O que aconteceu com ela? Quais as causas? Foi vítima
da política nanica que persiste em Ubatuba, bem como o descaso daqueles
que elegemos como nossos representantes, estaduais e federais inclusos
mas, principalmente, os locais, prefeitos e vereadores – inclusos os
atuais. É nanica porque se baseia em disputas políticas menores por
poder, por não visar ao bem comum.
Desde logo, é necessário
registrar o falecimento do grandioso Programa Onda Limpa, do Governo de
São Paulo, do PSDB, com recursos estimados em R$ 500 milhões para os
CUIS do Litoral Norte (Caraguá, Ubatuba, Ilhabela e São Sebastião).
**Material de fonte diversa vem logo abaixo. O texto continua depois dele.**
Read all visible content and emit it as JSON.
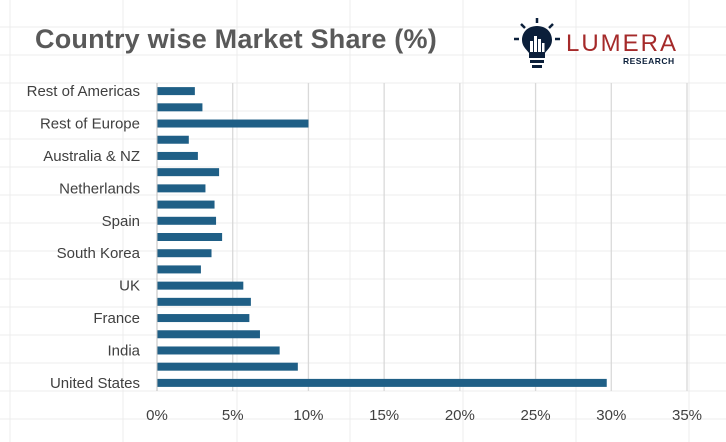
{
  "title": "Country wise Market Share (%)",
  "logo": {
    "brand": "LUMERA",
    "tagline": "RESEARCH",
    "icon": "lightbulb-city-icon",
    "brand_color": "#a52a2a",
    "icon_color": "#0b1f3a"
  },
  "colors": {
    "bar": "#1f5f86",
    "gridline": "#d9d9d9",
    "text": "#404040",
    "title": "#595959"
  },
  "chart_data": {
    "type": "bar",
    "orientation": "horizontal",
    "title": "Country wise Market Share (%)",
    "xlabel": "",
    "ylabel": "",
    "xlim": [
      0,
      35
    ],
    "xticks": [
      "0%",
      "5%",
      "10%",
      "15%",
      "20%",
      "25%",
      "30%",
      "35%"
    ],
    "grid": true,
    "legend": "none",
    "categories": [
      "Rest of Americas",
      "",
      "Rest of Europe",
      "",
      "Australia & NZ",
      "",
      "Netherlands",
      "",
      "Spain",
      "",
      "South Korea",
      "",
      "UK",
      "",
      "France",
      "",
      "India",
      "",
      "United States"
    ],
    "values": [
      2.5,
      3.0,
      10.0,
      2.1,
      2.7,
      4.1,
      3.2,
      3.8,
      3.9,
      4.3,
      3.6,
      2.9,
      5.7,
      6.2,
      6.1,
      6.8,
      8.1,
      9.3,
      29.7
    ]
  }
}
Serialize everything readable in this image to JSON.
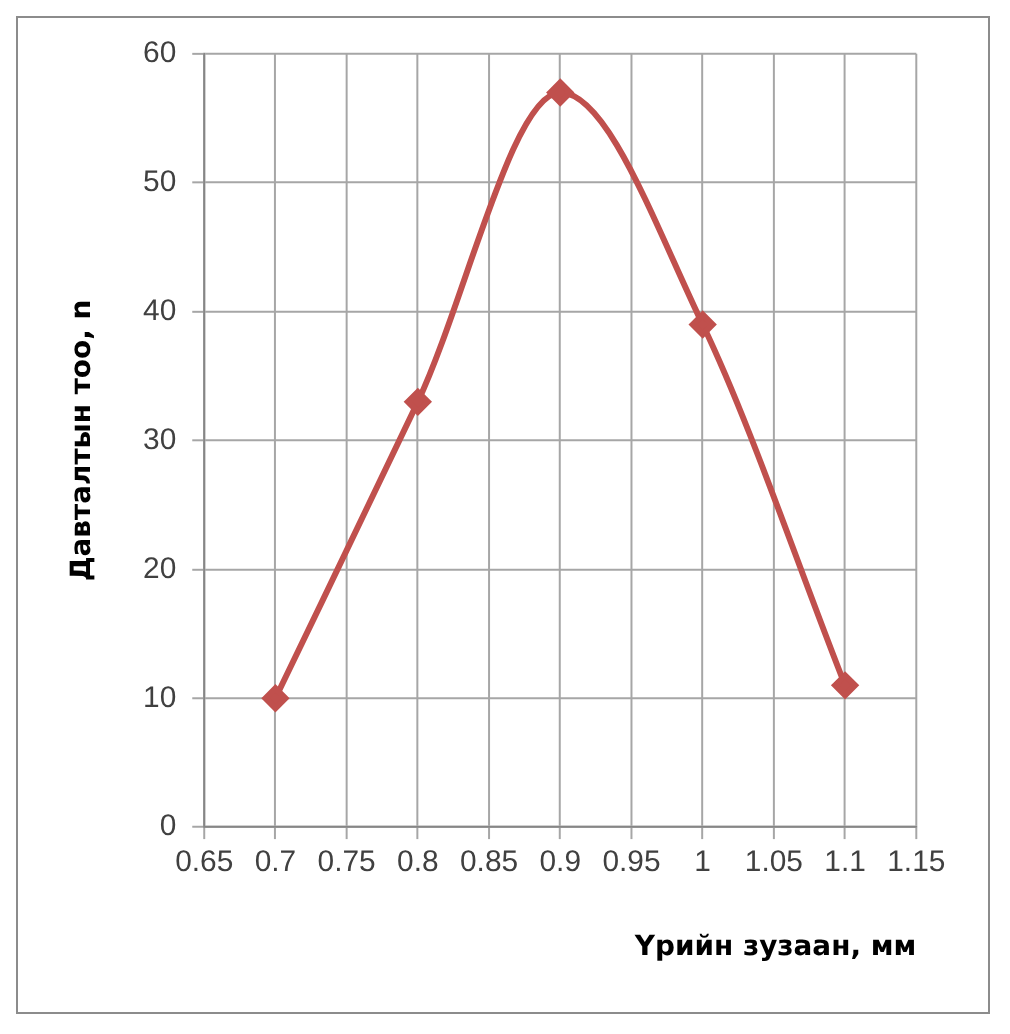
{
  "chart_data": {
    "type": "line",
    "xlabel": "Үрийн зузаан, мм",
    "ylabel": "Давталтын тоо, n",
    "x": [
      0.7,
      0.8,
      0.9,
      1,
      1.1
    ],
    "series": [
      {
        "color": "#c0504d",
        "values": [
          10,
          33,
          57,
          39,
          11
        ]
      }
    ],
    "xlim": [
      0.65,
      1.15
    ],
    "xticks": [
      0.65,
      0.7,
      0.75,
      0.8,
      0.85,
      0.9,
      0.95,
      1,
      1.05,
      1.1,
      1.15
    ],
    "ylim": [
      0,
      60
    ],
    "yticks": [
      0,
      10,
      20,
      30,
      40,
      50,
      60
    ],
    "grid": true,
    "legend": false,
    "marker": "diamond",
    "line_style": "solid"
  }
}
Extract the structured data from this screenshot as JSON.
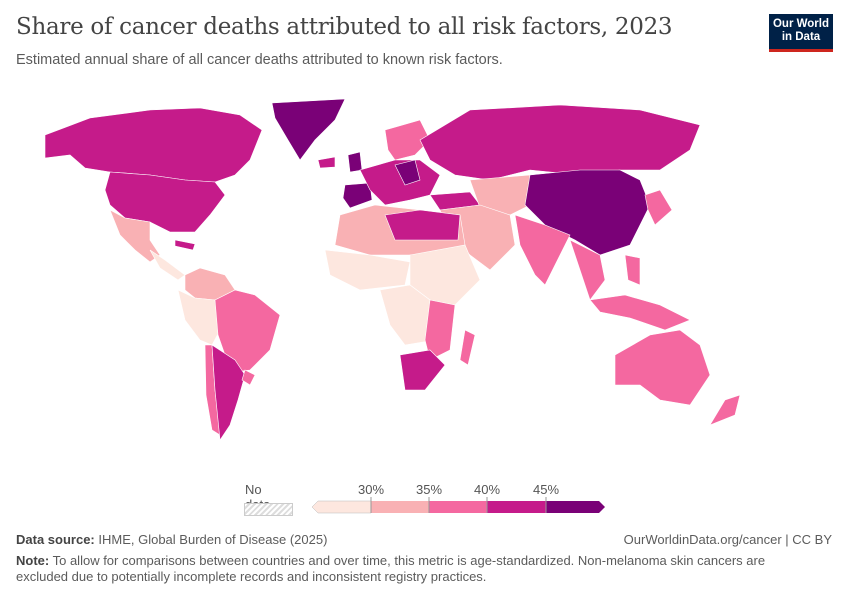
{
  "header": {
    "title": "Share of cancer deaths attributed to all risk factors, 2023",
    "subtitle": "Estimated annual share of all cancer deaths attributed to known risk factors.",
    "logo_line1": "Our World",
    "logo_line2": "in Data"
  },
  "legend": {
    "no_data_label": "No data",
    "ticks": [
      "30%",
      "35%",
      "40%",
      "45%"
    ],
    "colors": [
      "#fde7df",
      "#f9b1b4",
      "#f468a0",
      "#c51b8a",
      "#7a0177"
    ]
  },
  "footer": {
    "source_label": "Data source:",
    "source_text": "IHME, Global Burden of Disease (2025)",
    "url": "OurWorldinData.org/cancer | CC BY",
    "note_label": "Note:",
    "note_text": "To allow for comparisons between countries and over time, this metric is age-standardized. Non-melanoma skin cancers are excluded due to potentially incomplete records and inconsistent registry practices."
  }
}
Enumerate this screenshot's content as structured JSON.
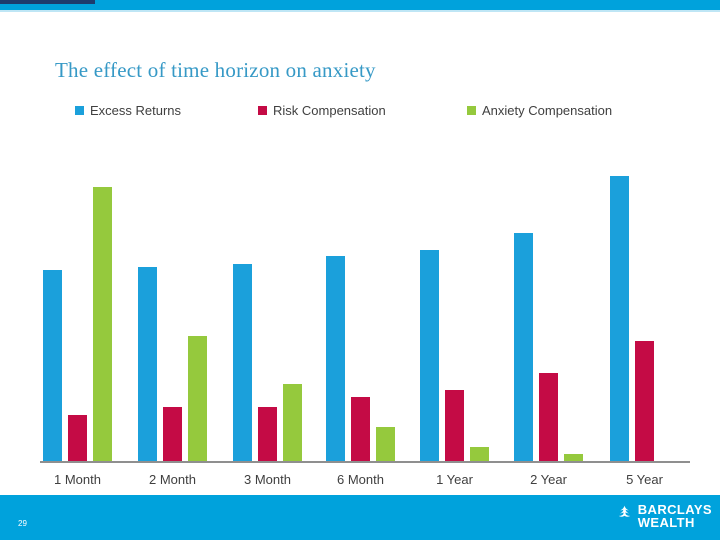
{
  "slide": {
    "title": "The effect of time horizon on anxiety",
    "page_number": "29",
    "logo": {
      "line1": "BARCLAYS",
      "line2": "WEALTH"
    }
  },
  "colors": {
    "top_bar": "#00A2DC",
    "bottom_bar": "#00A2DC",
    "corner_accent": "#1D3C6D",
    "title_text": "#3699C6",
    "axis_line": "#8F8F8F",
    "label_text": "#404040",
    "logo_text": "#FFFFFF",
    "series_blue": "#1BA0DB",
    "series_red": "#C40B45",
    "series_green": "#95C93D"
  },
  "chart_data": {
    "type": "bar",
    "title": "The effect of time horizon on anxiety",
    "xlabel": "",
    "ylabel": "",
    "categories": [
      "1 Month",
      "2 Month",
      "3 Month",
      "6 Month",
      "1 Year",
      "2 Year",
      "5 Year"
    ],
    "series": [
      {
        "name": "Excess Returns",
        "color_key": "series_blue",
        "values": [
          67,
          68,
          69,
          72,
          74,
          80,
          100
        ]
      },
      {
        "name": "Risk Compensation",
        "color_key": "series_red",
        "values": [
          16,
          19,
          19,
          22.5,
          25,
          31,
          42
        ]
      },
      {
        "name": "Anxiety Compensation",
        "color_key": "series_green",
        "values": [
          96,
          44,
          27,
          12,
          5,
          2.5,
          0
        ]
      }
    ],
    "ylim": [
      0,
      100
    ],
    "grid": false,
    "y_axis_visible": false,
    "legend_position": "top"
  }
}
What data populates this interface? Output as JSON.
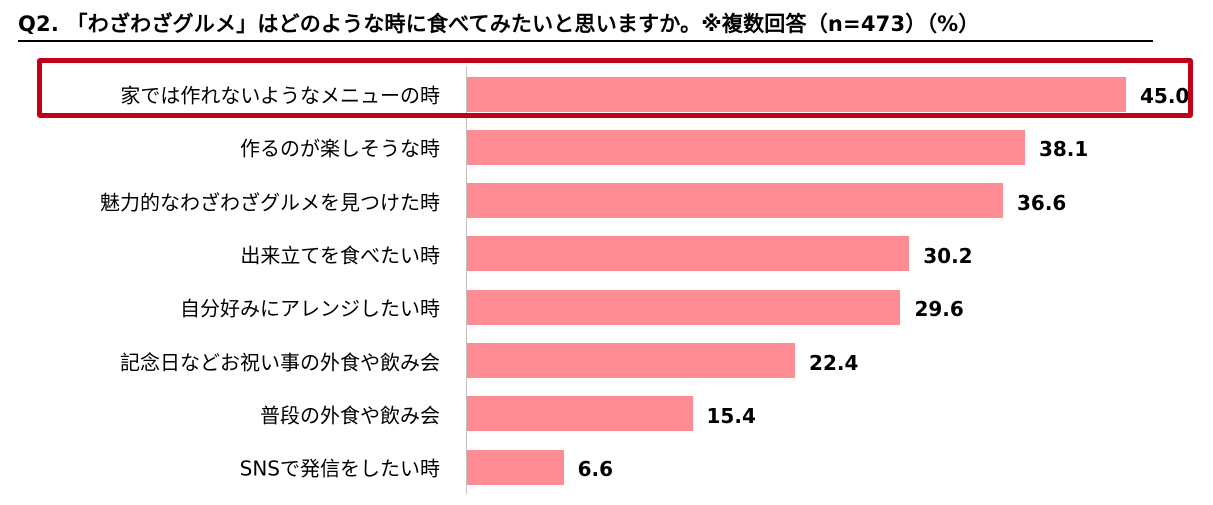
{
  "title": "Q2. 「わざわざグルメ」はどのような時に食べてみたいと思いますか。※複数回答（n=473）（%）",
  "colors": {
    "bar": "#ff8b94",
    "highlight": "#c00018",
    "axis": "#bfbfbf"
  },
  "chart_data": {
    "type": "bar",
    "orientation": "horizontal",
    "categories": [
      "家では作れないようなメニューの時",
      "作るのが楽しそうな時",
      "魅力的なわざわざグルメを見つけた時",
      "出来立てを食べたい時",
      "自分好みにアレンジしたい時",
      "記念日などお祝い事の外食や飲み会",
      "普段の外食や飲み会",
      "SNSで発信をしたい時"
    ],
    "values": [
      45.0,
      38.1,
      36.6,
      30.2,
      29.6,
      22.4,
      15.4,
      6.6
    ],
    "value_labels": [
      "45.0",
      "38.1",
      "36.6",
      "30.2",
      "29.6",
      "22.4",
      "15.4",
      "6.6"
    ],
    "highlighted_category": "家では作れないようなメニューの時",
    "xlim": [
      0,
      45.0
    ],
    "grid": false,
    "legend": "none"
  }
}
As
obras seriam executadas com recursos próprios da Sabesp, da Jica Japan
International Cooperation Agency e do e BNDES. Outros R$ 1,4 bilhão
seriam destinados à Baixada Santista, entre Bertioga e Peruíbe, passando
por Santos-São Vicente-Cubatão-Praia Grande e todos os outros
municípios de lá. Os investimentos totais, desde 2007, hoje estariam a
beirar R$ 2,1 bilhões. Mas não foi o suficiente para melhorar a qualidade das praias.
Ninguém sabe, ninguém viu, a Sabesp parou de falar no assunto, mas
várias obras foram executadas na Baixada Santista e algumas poucas nos
CUIS. Até as placas sobre o programa, nas margens da rodovia Rio-Santos,
neste trecho chamada de rodovia Rodovia Doutor Manoel Hipólito do Rego,
apodreceram e desaparecem nos últimos cinco anos.
Se não faleceu,
ao menos teve uma síncope (delíquio, como diria Jânio Quadros) da qual
não se recuperou. Foram instaladas redes coletoras aqui no bairro, que
ligam nada a lugar nenhum. Depois de anos enterradas, sem qualquer uso
nem manutenção, se algum dia vierem a ser usadas precisarão ser
refeitas. Quando? O prefeito Maurício Moromizato disse que a Sabesp
tinha ido a ele, mas que ele ainda não tinha ido à Sabesp. Se foi,
esqueceu-se de contar, de usar sua assessoria formal e informal de
comunicação a serviço do bem comum, do povo – ah, a naniquice
política...
Sem coleta e tratamento decente de esgoto, não há como
ter onda limpa. Não tem como despoluir a praia – opa! despoluir a água
do mar que bate na praia.
Há um outro programa estadual que data
de 2007 e que também patina, por falta de recursos (parte viria do BID) e
falta de vontade política de enfrentar os donos das casas de alto
padrão existentes nas cotas altas dos morros, nas áreas de preservação
ambiental: o Programa Serra do Mar, que pretendia reassentar famílias
moradoras de áreas do parque da Serra do Mar, inclusive nos CUIS.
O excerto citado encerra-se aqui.